Prakash Sanzgiri, Charan Reddy KV, Srinivas Kudwa and Rohan Thanedar

Received: December 16, 2019

Accepted: February 27, 2020

Published: March 04, 2020

Introduction

Endothelial damage and associated plaque rupture exposes various thrombogenic components to blood, inducing platelet activation and platelet aggregation that are hallmarks of Acute Coronary Syndrome (ACS) [1]. Percutaneous Coronary Intervention (PCI) with drug coated stents improves epicardial blood flow and is a validated therapeutic option [2]. However, the stent struts and the exposed subendocardial surface of coronary arteries are also thrombogenic; hence anti-platelet drugs are given to prevent immediate stent thrombosis [3]. The efficacy of Glycoprotein IIb/IIIa antagonists (GPI's) in the treatment of acute coronary syndromes (unstable angina and non-Q wave MI), MI and PCI has been validated in many multi-centric trials [4,5]. Here, we describe a case of acute thrombocytopenia after a 12 hr administration of eptifibatide following primary PCI for acute inferior wall STEMI. Here we present such a case of acute thrombocytopenia and discuss the various causes, diagnostic modalities and treatment options.

Case Report

A 76-year male, with no history of Diabetes Mellitus (DM) or hypertension, presented to the emergency room with sudden onset retrosternal chest pain and sweating for the past one hour. Blood pressure and chest auscultation were normal. ECG revealed ST segment elevation in the Inferior leads (II, III and VF with reciprocal changes in the anterior leads) (Figure 1). Oral aspirin (325 mg), clopidogrel (600 mg) and atorvastatin (80 mg) were given. 2-D Echowas done, which showed regional wall motion abnormality in inferior wall and inferior-septal segments with preserved wall thickness and LV ejection fraction was 45%. RV function was normal and no valve dysfunction observed. Patient was immediately shifted to cardiac catheterization laboratory for primary angioplasty.

Coronary angiography showed a 90% thrombotic occlusion in dominant Right Coronary Artery (RCA) with thrombolysis in myocardial infarction-2 (TIMI-2) flow (Figure 2). Proximal and mid segment of the Left Anterior Descending (LAD) also had two atherosclerotic lesions of 80% and 70% stenosis respectively. Non-dominant Circumflex artery was normal. After appropriate weight adjusted heparinization, Percutaneous Transluminal Coronary Angioplasty (PTCA) was planned as a staged procedure. Thrombus aspiration of RCA was done with a 6F Export catheter. However this did not establish adequate antegrade flow. Bolus and maintenance infusion (weight adjusted) of eptifibatide (GpIIb/IIIa inhibitor) was given, to be continued for 12 hrs. RCA was then directly stented with an Ultimaster sirolimus drug-eluting stent of size 3 × 15 mm. TIMI-3 flow was established. Patient had relief in symptoms; ECG showed good ST segment resolution, no arrhythmias with normal hemodynamical parameters. Door to Balloon Time (DBT) was 34 minutes. He was later shifted to the cardiac Care Unit for observation. Plan was to perform angioplasty to the Left anterior descending (LAD) lesion before the present discharge.

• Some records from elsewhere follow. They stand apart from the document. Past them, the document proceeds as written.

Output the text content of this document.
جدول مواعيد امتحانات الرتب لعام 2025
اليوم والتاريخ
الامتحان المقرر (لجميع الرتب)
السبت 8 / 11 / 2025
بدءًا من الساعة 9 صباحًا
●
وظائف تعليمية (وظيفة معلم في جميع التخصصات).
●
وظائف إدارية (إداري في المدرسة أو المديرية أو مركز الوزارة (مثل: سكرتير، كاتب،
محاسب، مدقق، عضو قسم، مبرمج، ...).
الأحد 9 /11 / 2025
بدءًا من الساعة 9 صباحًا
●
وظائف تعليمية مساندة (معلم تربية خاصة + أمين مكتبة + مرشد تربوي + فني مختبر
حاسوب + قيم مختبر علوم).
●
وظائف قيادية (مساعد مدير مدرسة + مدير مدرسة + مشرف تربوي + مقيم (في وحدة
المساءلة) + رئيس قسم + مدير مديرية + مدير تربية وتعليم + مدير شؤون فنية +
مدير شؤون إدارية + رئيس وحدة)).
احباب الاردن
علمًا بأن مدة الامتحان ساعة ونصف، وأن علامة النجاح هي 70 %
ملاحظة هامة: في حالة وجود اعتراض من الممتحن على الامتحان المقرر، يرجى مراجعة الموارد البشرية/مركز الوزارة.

However, complete blood count performed after 12 hr showed a severe drop in platelet count from 2,54,000 (pre-procedure) to 4,000 (post-procedure). Since, the patient was asymptomatic with no clinical evidence of bleeding, he was managed conservatively. To rule out Heparin-Induced Thrombocytopenia (HIT), antibody test was done, which was negative. Schistocytes were absent in the peripheral smear. Close observation and repeat platelet count was performed (Table 1). Platelet counts showed gradual improvement after 48 hours. Aspirin (75 mg) and clopidogrel (150 mg) were continued. He was discharged on the 7^th day, readmitted after 4 weeks and successfully underwent angioplasty to the LAD without any complications.

Discussion

The standard definition of thrombocytopenia is an absolute reduction in platelet count to < 150,000/mm³. Acute thrombocytopenia is defined as a platelet count < 100,000/mm³, acute severe thrombocytopenia is defined as platelet count < 50,000/mm³, and acute profound thrombocytopenia as platelet count < 20,000/mm³ within 24 hrs of the exposure [6,7].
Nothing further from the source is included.